Nice paint finish and nice car but ruined again with the illegal and dangerous 'stretched' tyres...


----------



## gatman (Jun 13, 2012)

God damn, love that car!!!


----------



## -Simon- (Oct 29, 2010)

Nice....but I like to see a more subtle approach to the mk 2...wheels really off IMHO, and personally I could live without the carbon fibre.....each to their own and great detailing work :thumb:


----------



## Offset Detailing (May 7, 2007)

Thanks


----------



## Offset Detailing (May 7, 2007)

JMDetailing said:


> Saw this in PVW a while ago, great car! Good work man :thumb:


Cheers!


----------



## Mumbles (Nov 7, 2011)

Shame someone has pissed in the headlights 

Only kidding, car looks great :thumb:

Good work!

Chris


----------



## moono16v (Oct 12, 2010)

Very smart!! Super super glossy on the side pictures!!!


----------



## DJ X-Ray (Sep 2, 2012)

Good job on the paint but i ain't a lover of the wheels and carbon.


----------



## DMH-01 (Mar 29, 2011)

Have seen this in the flesh and it's a great motor (even if you're not a fan of the wheels).

Good job as well matey :thumb:


----------



## dave89 (Mar 12, 2013)

Can't stand the wheels

But my god, lovely job on the paintwork!!


----------



## gb270 (Aug 22, 2008)

Nice job


----------



## murfs frst (Feb 21, 2009)

Nice car and work,I like the wheels.


----------



## O`Neil (Aug 13, 2007)

Oh dear! 

Crackin` work though :thumb:


----------



## Offset Detailing (May 7, 2007)

Cheers not to everyone's taste!


----------



## unique detail (Jan 26, 2012)

Nice work Daryl:thumb:


----------



## Dave KG (Feb 23, 2006)

I am sure the wheels are an acquired taste... I've yet to acquire it.

Looks nice.
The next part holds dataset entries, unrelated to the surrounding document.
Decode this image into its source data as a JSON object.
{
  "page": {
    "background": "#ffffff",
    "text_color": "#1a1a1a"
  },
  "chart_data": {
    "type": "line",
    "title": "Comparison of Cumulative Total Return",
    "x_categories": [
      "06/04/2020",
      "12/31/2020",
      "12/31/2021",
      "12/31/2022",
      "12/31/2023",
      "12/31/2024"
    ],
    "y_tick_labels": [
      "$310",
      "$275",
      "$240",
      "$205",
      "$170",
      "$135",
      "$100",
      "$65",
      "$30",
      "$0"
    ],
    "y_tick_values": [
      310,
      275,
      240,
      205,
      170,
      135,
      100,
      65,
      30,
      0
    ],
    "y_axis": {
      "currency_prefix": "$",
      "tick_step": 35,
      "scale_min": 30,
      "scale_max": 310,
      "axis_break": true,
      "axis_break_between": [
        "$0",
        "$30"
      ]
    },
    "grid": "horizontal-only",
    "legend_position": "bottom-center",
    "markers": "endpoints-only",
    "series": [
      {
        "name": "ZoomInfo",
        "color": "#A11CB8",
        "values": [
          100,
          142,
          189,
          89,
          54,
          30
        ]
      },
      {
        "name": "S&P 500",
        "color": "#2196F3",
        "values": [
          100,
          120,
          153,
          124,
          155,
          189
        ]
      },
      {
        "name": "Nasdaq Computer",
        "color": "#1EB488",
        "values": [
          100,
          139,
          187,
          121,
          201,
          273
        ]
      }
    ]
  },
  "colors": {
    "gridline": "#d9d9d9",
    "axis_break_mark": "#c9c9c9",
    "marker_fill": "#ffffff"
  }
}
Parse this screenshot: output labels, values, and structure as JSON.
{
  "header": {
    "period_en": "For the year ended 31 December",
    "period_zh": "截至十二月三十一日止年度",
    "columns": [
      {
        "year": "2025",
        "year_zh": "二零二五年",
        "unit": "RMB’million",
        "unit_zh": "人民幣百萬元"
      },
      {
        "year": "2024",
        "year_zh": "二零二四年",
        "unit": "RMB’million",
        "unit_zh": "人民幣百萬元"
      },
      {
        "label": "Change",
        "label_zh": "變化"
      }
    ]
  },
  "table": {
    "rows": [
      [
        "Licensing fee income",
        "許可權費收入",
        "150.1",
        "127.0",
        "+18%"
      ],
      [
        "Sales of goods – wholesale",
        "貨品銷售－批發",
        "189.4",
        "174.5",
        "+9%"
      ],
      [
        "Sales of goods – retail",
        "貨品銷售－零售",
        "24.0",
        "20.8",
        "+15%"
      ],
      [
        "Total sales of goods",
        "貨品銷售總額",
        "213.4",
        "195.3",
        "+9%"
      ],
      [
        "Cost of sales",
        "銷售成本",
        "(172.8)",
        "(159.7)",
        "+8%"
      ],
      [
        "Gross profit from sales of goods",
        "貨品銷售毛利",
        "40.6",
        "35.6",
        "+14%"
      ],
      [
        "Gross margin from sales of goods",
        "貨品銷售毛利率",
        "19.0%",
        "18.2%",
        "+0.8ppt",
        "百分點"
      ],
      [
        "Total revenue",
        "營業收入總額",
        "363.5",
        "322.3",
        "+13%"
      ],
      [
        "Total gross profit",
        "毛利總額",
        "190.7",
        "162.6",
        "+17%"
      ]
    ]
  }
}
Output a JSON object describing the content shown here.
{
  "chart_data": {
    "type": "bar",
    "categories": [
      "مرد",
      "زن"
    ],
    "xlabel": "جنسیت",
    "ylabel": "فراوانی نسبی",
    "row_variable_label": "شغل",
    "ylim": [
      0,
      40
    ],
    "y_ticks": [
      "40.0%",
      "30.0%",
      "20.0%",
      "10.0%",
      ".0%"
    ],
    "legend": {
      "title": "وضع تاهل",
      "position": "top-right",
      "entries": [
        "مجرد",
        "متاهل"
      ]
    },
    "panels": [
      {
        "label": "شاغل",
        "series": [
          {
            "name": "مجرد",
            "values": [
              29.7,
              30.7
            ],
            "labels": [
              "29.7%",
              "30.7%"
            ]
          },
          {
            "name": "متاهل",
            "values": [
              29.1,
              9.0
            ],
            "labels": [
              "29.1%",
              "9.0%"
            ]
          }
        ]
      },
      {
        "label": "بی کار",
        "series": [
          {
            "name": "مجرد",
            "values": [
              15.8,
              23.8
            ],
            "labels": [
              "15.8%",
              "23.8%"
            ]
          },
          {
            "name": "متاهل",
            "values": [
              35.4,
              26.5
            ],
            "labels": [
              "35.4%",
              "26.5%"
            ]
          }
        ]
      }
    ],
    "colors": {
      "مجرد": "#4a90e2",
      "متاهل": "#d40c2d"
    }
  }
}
Did you refine the cutting stage for correction on the MF cutting pad?


----------



## Dan J (Jun 18, 2008)

Agree with Dave, does look nice! but the wheels spoil it for me personally.


----------



## srmtor (Jul 12, 2008)

Nice motor, I've also seen this in PVW and I like the wheels, something different instead of the same old same old...


----------



## Offset Detailing (May 7, 2007)

Dave KG said:


> I am sure the wheels are an acquired taste... I've yet to acquire it.
> 
> Looks nice. Did you refine the cutting stage for correction on the MF cutting pad?


MF with Scholl concepts on this. I prefer the Rupes system which I use now.


----------



## Offset Detailing (May 7, 2007)

unique detail said:


> Nice work Daryl:thumb:


Cheers!


----------



## Detailing JunKy (May 2, 2013)

What a detail love it


----------



## Offset Detailing (May 7, 2007)

Cheers!


----------